The 2016 report from the FDA concluded that 19 of the most commonly used antimicrobial ingredients are no more effective than ordinary soap and water, and forbade their use in soap and body wash.

"Customers may think added antimicrobials are a way to reduce infections, but in most products there is no evidence that they do," Ted Schettler, science director of the Science and Environmental Health Network, said in a statement.

Studies have shown that these chemicals may actually do more harm than good. They don't keep us from getting sick, but they can contribute to the development of antibiotic-resistant bacteria, also known as superbugs. Triclosan and triclocarban can also damage our hormones and immune systems.

And while they may no longer be appearing on our bathroom sinks or shower shelves, they're still all around us. They've leached into the environment from years of use. They're also still being added to a staggering array of consumer products, as companies create "antibacterial" clothing, toys, yoga mats, paint, food storage containers, electronics, doorknobs, and countertops.

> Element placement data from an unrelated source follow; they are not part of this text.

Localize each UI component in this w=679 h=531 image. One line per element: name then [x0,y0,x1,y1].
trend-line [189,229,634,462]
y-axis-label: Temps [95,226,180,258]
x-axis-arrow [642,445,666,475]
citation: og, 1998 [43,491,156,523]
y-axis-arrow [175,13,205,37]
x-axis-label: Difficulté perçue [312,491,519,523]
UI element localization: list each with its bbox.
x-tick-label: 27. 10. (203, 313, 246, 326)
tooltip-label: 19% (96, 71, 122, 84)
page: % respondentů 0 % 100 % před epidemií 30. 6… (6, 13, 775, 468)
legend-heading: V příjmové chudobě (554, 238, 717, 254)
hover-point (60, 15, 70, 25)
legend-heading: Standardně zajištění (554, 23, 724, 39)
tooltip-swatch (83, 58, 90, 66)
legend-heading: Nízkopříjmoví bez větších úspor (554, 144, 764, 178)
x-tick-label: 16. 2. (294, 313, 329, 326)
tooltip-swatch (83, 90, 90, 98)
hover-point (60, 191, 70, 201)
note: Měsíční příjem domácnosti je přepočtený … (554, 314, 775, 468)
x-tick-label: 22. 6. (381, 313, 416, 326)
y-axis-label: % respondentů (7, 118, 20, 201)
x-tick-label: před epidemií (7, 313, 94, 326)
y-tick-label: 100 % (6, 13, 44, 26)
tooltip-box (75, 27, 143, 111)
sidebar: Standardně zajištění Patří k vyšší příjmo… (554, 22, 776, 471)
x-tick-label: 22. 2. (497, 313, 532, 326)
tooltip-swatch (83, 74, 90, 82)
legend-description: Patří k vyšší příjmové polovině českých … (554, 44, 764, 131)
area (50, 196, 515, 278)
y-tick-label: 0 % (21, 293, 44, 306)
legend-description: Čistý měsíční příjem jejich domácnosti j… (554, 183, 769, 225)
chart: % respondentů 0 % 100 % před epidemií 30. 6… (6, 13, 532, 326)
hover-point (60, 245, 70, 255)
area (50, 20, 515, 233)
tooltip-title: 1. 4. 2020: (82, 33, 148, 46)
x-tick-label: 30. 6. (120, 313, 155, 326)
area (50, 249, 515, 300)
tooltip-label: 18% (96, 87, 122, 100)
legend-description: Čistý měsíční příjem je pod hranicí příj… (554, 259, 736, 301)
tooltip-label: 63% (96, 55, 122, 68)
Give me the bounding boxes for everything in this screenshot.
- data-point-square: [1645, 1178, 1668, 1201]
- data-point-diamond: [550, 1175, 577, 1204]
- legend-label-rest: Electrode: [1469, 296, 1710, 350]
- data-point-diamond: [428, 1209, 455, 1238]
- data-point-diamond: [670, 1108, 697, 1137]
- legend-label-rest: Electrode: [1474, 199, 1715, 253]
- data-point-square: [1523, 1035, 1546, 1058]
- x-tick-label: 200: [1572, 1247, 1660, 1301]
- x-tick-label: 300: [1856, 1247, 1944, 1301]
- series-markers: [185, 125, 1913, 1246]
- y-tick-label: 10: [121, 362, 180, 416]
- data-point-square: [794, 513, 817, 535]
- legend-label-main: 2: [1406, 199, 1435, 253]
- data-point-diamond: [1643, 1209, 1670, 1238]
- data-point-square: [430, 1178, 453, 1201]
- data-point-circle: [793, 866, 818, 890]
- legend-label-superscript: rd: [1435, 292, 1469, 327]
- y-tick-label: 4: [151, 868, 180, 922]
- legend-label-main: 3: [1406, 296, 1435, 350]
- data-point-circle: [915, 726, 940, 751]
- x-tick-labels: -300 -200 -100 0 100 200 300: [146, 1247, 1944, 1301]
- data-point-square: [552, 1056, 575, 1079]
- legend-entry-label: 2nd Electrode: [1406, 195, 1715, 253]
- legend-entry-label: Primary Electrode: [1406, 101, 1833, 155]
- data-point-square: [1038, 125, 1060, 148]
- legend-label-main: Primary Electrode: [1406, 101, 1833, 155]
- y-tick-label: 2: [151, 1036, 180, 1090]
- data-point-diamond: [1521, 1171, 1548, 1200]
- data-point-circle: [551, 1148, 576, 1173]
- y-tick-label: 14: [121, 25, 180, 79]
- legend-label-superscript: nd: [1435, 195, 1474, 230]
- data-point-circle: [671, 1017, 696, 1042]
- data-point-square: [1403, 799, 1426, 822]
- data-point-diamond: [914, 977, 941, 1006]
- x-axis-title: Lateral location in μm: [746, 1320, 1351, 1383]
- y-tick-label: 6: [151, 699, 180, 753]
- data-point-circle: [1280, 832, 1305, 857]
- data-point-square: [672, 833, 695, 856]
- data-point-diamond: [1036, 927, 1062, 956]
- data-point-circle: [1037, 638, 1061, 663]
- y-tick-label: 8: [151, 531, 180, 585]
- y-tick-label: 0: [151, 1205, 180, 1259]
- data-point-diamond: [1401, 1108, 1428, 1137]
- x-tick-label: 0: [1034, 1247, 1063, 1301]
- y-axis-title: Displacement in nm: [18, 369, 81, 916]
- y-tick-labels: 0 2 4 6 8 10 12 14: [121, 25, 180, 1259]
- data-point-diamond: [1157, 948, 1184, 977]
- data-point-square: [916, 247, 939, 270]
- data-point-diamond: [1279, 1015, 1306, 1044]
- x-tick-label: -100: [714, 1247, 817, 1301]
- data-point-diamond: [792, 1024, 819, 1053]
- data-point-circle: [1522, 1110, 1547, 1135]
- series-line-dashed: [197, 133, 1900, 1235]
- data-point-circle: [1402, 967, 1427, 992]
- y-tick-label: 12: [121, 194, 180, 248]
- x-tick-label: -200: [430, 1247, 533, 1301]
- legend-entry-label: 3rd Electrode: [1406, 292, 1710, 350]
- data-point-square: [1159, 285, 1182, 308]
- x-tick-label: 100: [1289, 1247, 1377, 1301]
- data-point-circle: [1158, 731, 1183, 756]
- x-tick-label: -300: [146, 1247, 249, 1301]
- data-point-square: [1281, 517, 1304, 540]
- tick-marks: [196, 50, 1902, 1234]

The authors of the new consensus statement say it's time for that to stop.

"We must develop better alternatives and prevent unneeded exposures to antimicrobial chemicals," Rolf Haden of the University of Arizona said in the statement. Haden researches where mass-produced chemicals wind up in the environment.

The statement notes that many manufacturers have simply replaced the banned chemicals with others. "I was happy that the FDA finally acted to remove these chemicals from soaps," said Arlene Blum, executive director of the Green Science Policy Institute. "But I was dismayed to discover at my local drugstore that most products now contain substitutes that may be worse."

Blum, Haden, Schettler, and their colleagues "urge scientists, governments, chemical and product manufacturers, purchasing organizations, retailers, and consumers" to avoid antimicrobial chemicals outside of medical settings. "Where antimicrobials are necessary," they write, we should "use safer alternatives that are not persistent and pose no risk to humans or ecosystems."

They recommend that manufacturers label any products containing antimicrobial chemicals so that consumers can avoid them, and they call for further research into the impacts of these compounds on us and our planet.